Wednesday, 14 October 2015

MULTI BIT FLOP

Find flops that are placed close together and have the same clock and replaces them with Dual or multi-bit flops

CONCEPT
A 1-bit flip-flop has two latches (Master latch and slave latch). The latches need “Ck” and “Ck’ ” signal to perform operations.
In order  to  have  better  delay  from  Ck-> Q, we will regenerate “Ck” from “Ck'”. 

Hence we will have two inverters in the clock path.

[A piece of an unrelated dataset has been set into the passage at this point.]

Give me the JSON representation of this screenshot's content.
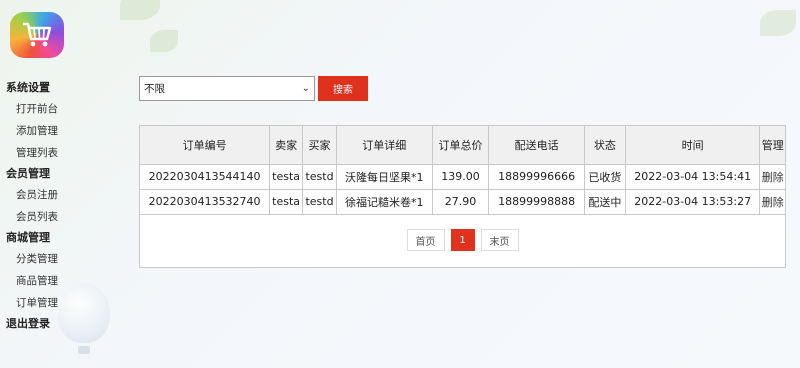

Each 1-bit flip-flop contains two inverters, master-latch and slave-latch.Merging  single-bit  flip-flops into  one  multi-bit  flip-flop  can  avoid  duplicate  inverters,  and  lower  the  total clock dynamic power consumption.

REQUIREMENT
The single-bit flip-flops we want to replace with multi-bit flip-flop must have same clock and set/reset condition. 


STEPS TO FOLLOW
Below are few steps can follow or can make a script if want to use in design.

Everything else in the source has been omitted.